All in all, however, Dempsey said, "we're feeling pretty positive about the direction FDA seems to be taking" regarding the memo. "We're looking forward to the report" FDA will file with Congress regarding K-97, which she said is due Jan. 9, 2014.

AdvaMed's Jeff Secunda briefly addressed FDA's unique device identifier final guidance, saying, "we give them a lot of credit for taking the deep dive and not just throwing out a regulation."

Still, Secunda said, "even after the final rule, there's plenty of work going on," including on the global UDI database (GUDID), adding, "we're coming to the close of a 60-day comment period on that."

Secunda said one of the more labor-intensive pieces of the UDI task is the global medical device nomenclature code, but he noted also that FDA wants firms to use the nine-digit number assigned to each location by Dun & Bradstreet (Short Hills, New Jersey), the so-called DUNS number. He noted that in many instances, those in a device firm who have that information "are in the financial part of the company" and not the development or regulatory side of operations.

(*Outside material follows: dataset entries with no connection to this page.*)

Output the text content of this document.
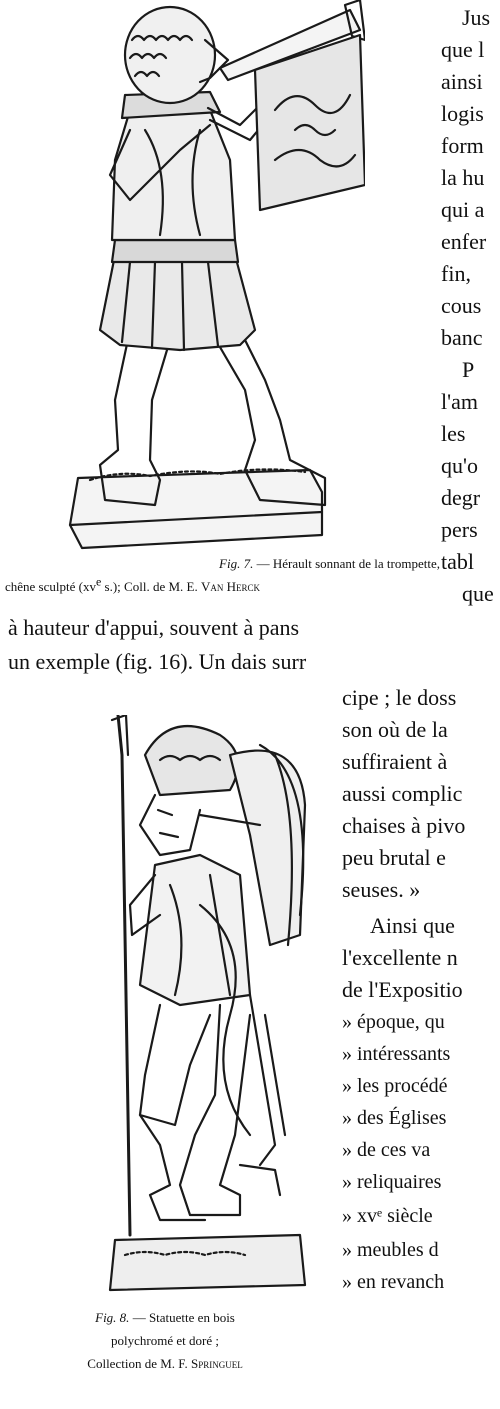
Fig. 7. — Hérault sonnant de la trompette,
chêne sculpté ($xv^e$ s.); Coll. de M. E. Van Herck
Jus
que l
ainsi
logis
form
la hu
qui a
enfer
fin,
cous
banc
P
l'am
les
qu'o
degr
pers
tabl
que
à hauteur d'appui, souvent à pans
un exemple (fig. 16). Un dais surr
Fig. 8. — Statuette en bois
polychromé et doré ;
Collection de M. F. Springuel
cipe ; le doss
son où de la
suffiraient à
aussi complic
chaises à pivo
peu brutal e
seuses. »
Ainsi que
l'excellente n
de l'Expositio
» époque, qu
» intéressants
» les procédé
» des Églises
» de ces va
» reliquaires
» xvᵉ siècle
» meubles d
» en revanch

Secunda said FDA is using DUNS numbers already, noting that it should not be too difficult to update those codes in the event of a merger or acquisition. He said there are three ways to populate the GUDID with DUNS numbers, including via a web browser, which he said will suffice for firms with just a handful of products. The other two options require the use of an HL7 protocol, "which is quite complex," according to Secunda. He said many firms will likely hire a third party to handle this requirement.

Still, he said it's not an entirely novel proposition. "The electronic [medical device report mechanism] that's been around for a couple of years uses a comparable HL7 protocol, so it's not totally new," he said.

FDA 2012 labeling guidance redone

FDA reported in the Nov. 20 Federal Register that it is redoing a 2012 guidance dealing with labeling for drug and biological products, stating that the reason for the redo was to clarify "how FDA would exercise its enforcement discretion."

The new draft, like its predecessor, is titled "Product Name Placement, Size and Prominence in Advertising and Promotional Labeling," and the FR announcement indicated that the draft deals with "human drugs, including biological drug products," as well as prescription animal drugs. Presumably the labeling mandates would apply to combination products as well.

The notice states that the draft addresses a variety of media, including traditional print media, audiovisual promotional labeling, and social media.

In addition to the question of enforcement discretion, the notice states that the new draft clarifies issues related to "intervening matter in relation to the juxtaposition of the proprietary and established name," but also that the discretion will apply to "the use of the established name on pages or spreads and offers an example of what is expected." The discretion matter will also deal with "the established name's presentation in columns" as well.

Other matters said to be addressed in the draft are the use of proprietary names in running text, but FDA said it has removed the previous recommendation that the established name be included in the audio portion of an audiovisual promotion. Another point of interest is the established name's presentation on Web pages or electronic screens.

Interested parties have until Jan. 21, 2014 to comment under docket no. FDA-1999-D-4079.